Complete Peanuts 5 review

Yes, I’ve finally gotten around to writing up The Complete Peanuts 5 coverComplete Peanuts 1959 to 1960. I apologize for the delay. But lets face it, you don’t need a review. If you’re the sort of person who reads The AAUGH Blog, you should get this book, and all the other volumes in the Complete Peanuts series.

Does this book have strips that you won’t see in other books? Oh, you betcha. Lots of unfamiliar strips, including continuities where you might have seen one or two of the strips before.

In terms of significance to the Peanuts canon, the biggest thing is the birth of Sally. This book has all the vital Sally-as-a-baby stuff. We see the celebration of her birth and the gang’s concern that she not look like her brother. We see Charlie Brown face the conflict between taking Sally for a stroller walk and playing baseball. We see her start to walk – fourteen months after she was born, which means that she was actually aging in real time! Ah, babies, they grow so fast… and then slow down and don’t age for decades. And we see her form her crush on Linus.

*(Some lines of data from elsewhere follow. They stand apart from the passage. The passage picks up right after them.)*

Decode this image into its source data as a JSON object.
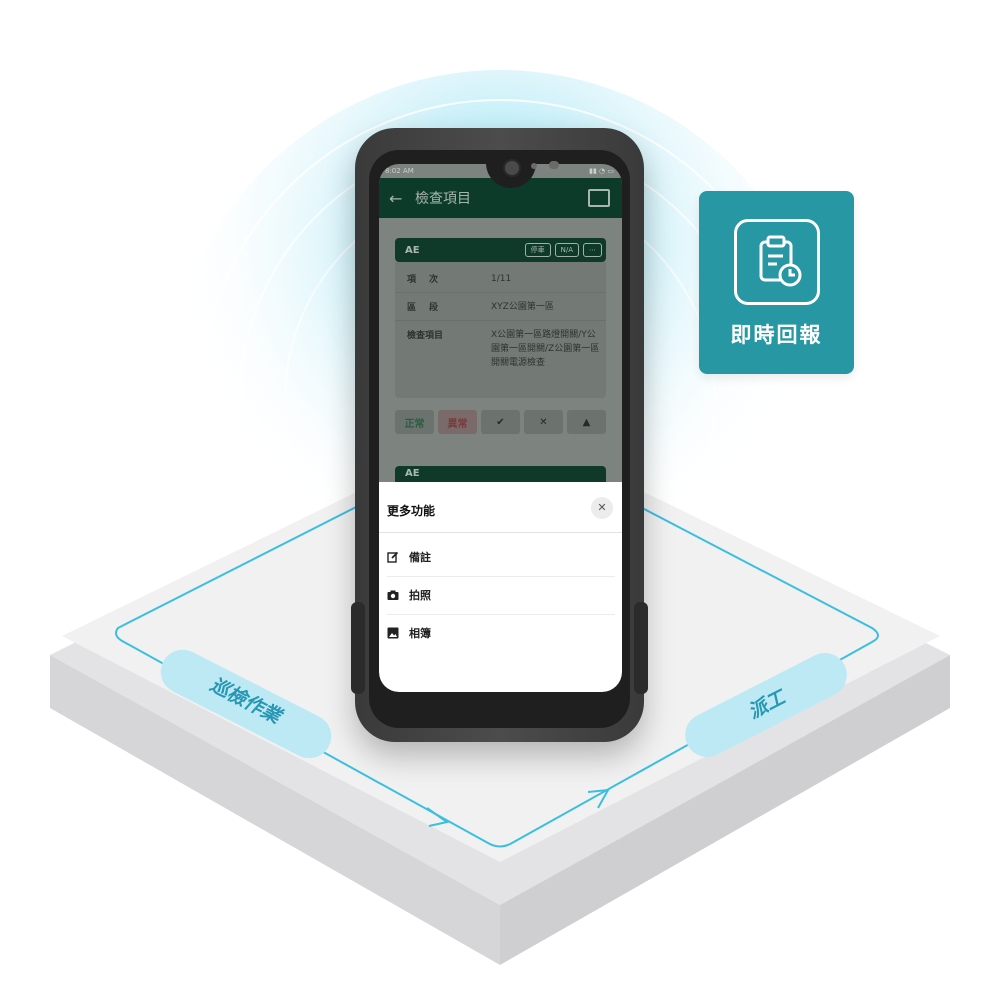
{
  "colors": {
    "teal": "#2897a4",
    "cyan_line": "#3bbfe0",
    "pill_bg": "#bde9f5",
    "app_green": "#0c3b29"
  },
  "app": {
    "status_time": "8:02 AM",
    "title": "檢查項目",
    "card": {
      "code": "AE",
      "chips": [
        "停車",
        "N/A",
        "⋯"
      ],
      "rows": [
        {
          "key": "項　次",
          "value": "1/11"
        },
        {
          "key": "區　段",
          "value": "XYZ公園第一區"
        },
        {
          "key": "檢查項目",
          "value": "X公園第一區路燈開關/Y公園第一區開關/Z公園第一區開關電源檢查"
        }
      ],
      "actions": [
        "正常",
        "異常",
        "✔",
        "✕",
        "▲"
      ]
    },
    "card2_code": "AE"
  },
  "sheet": {
    "title": "更多功能",
    "close": "✕",
    "items": [
      {
        "icon": "edit-icon",
        "label": "備註"
      },
      {
        "icon": "camera-icon",
        "label": "拍照"
      },
      {
        "icon": "image-icon",
        "label": "相簿"
      }
    ]
  },
  "tile": {
    "label": "即時回報",
    "icon": "clipboard-clock-icon"
  },
  "labels": {
    "patrol": "巡檢作業",
    "dispatch": "派工"
  }
}
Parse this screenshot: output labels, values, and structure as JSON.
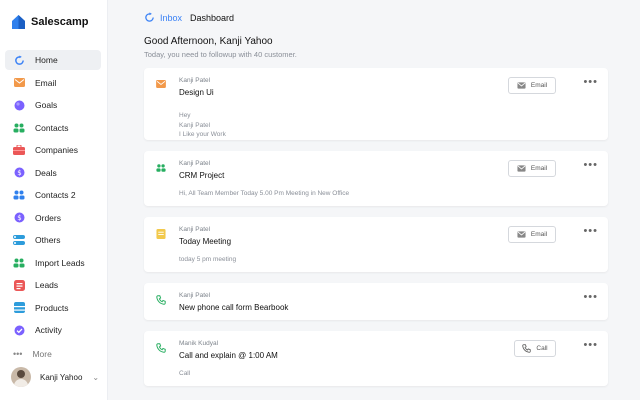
{
  "app": {
    "name": "Salescamp"
  },
  "colors": {
    "accent": "#3b82f6",
    "brand_blue": "#2f80ed",
    "brand_green": "#27ae60"
  },
  "sidebar": {
    "items": [
      {
        "label": "Home",
        "icon": "home-icon",
        "active": true
      },
      {
        "label": "Email",
        "icon": "email-icon"
      },
      {
        "label": "Goals",
        "icon": "goals-icon"
      },
      {
        "label": "Contacts",
        "icon": "contacts-icon"
      },
      {
        "label": "Companies",
        "icon": "companies-icon"
      },
      {
        "label": "Deals",
        "icon": "deals-icon"
      },
      {
        "label": "Contacts 2",
        "icon": "contacts-2-icon"
      },
      {
        "label": "Orders",
        "icon": "orders-icon"
      },
      {
        "label": "Others",
        "icon": "others-icon"
      },
      {
        "label": "Import Leads",
        "icon": "import-leads-icon"
      },
      {
        "label": "Leads",
        "icon": "leads-icon"
      },
      {
        "label": "Products",
        "icon": "products-icon"
      },
      {
        "label": "Activity",
        "icon": "activity-icon"
      }
    ],
    "more_label": "More",
    "user": {
      "name": "Kanji Yahoo"
    }
  },
  "header": {
    "breadcrumb_inbox": "Inbox",
    "breadcrumb_current": "Dashboard"
  },
  "greeting": {
    "title": "Good Afternoon, Kanji Yahoo",
    "subtitle": "Today, you need to followup with 40 customer."
  },
  "feed": [
    {
      "type": "email",
      "author": "Kanji Patel",
      "title": "Design Ui",
      "text": "Hey\nKanji Patel\nI Like your Work",
      "action": "Email"
    },
    {
      "type": "contact",
      "author": "Kanji Patel",
      "title": "CRM Project",
      "text": "Hi, All Team Member Today 5.00 Pm Meeting in New Office",
      "action": "Email"
    },
    {
      "type": "note",
      "author": "Kanji Patel",
      "title": "Today Meeting",
      "text": "today 5 pm meeting",
      "action": "Email"
    },
    {
      "type": "phone",
      "author": "Kanji Patel",
      "title": "New phone call form Bearbook",
      "text": "",
      "action": ""
    },
    {
      "type": "phone",
      "author": "Manik Kudyal",
      "title": "Call and explain @ 1:00 AM",
      "text": "Call",
      "action": "Call"
    }
  ]
}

It’s a big one for Peanuts holiday fans. We see the first couple years of the Great Pumpkin as well as continued celebration of Beethoven’s birthday. I found particularly interesting that there was dicussion of Great Pumpkin vs. Santa Claus, because it messes with the joke. It works far better when the confusion is implied; it seemed a bit like the joke was being explained. The Great Pumpkin is not one of those gags that need subtitles.

There are a couple of library-oriented storylines which should catch the attention of librarians and those who love them. One focuses on Charlie Brown’s anxiety over having lost a library book; the other on Linus celebrating having received his first library card.

There are, of course, strips with dated specificity. Name-checked are Leonard Bernstein, Mort Sahl, Sam Snead, Casey Stengel, and Dr. (not Mr.) Spock. But there’s one strip that may actually have become more relevant with the passage of time. It’s at the end of a week-long storyline in which Lucy is discussing how Charlie Brown might some day be President (?!) and if she married him, she could be first lady. (This was in 1960, which was of course an election year, and thus questions of the Presidency were in the air.) It ends on June 11 with a strip where she is asking “Why should I settle for being just First Lady? Why shouldn’t I be President myself?” Should former First Lady Hilary Rodham Clinton make her expected run for the presidency in 2008, I expect we’ll see this strip brought up in certain circles… particularly with the revelation of Lucy’s ultimate goal.

(That’s not Lucy’s only professional goal covered here. We see her working at a career as an editorial cartoonist, presaging her not-yet-born youngest brother’s work as an underground cartoonist in the strip’s final years.)

For sports fans, we have Snoopy boxing with a boxing glove on his nose, and also his stint at The Mad Punter. Reading this volume just after reading Peanuts All-Stars points out how that volume, whch had some oddly out-of-context strips taken from storylines, didn’t include all of the strip in the storylines it did cover.

Lots of strips you haven’t read before. Lots of strips you have now in proper order. An introductory interview with Whoopi Goldberg, and what is likely the only index in history to include the word “ggogles”. This is a book to be bought, read, and kept handy.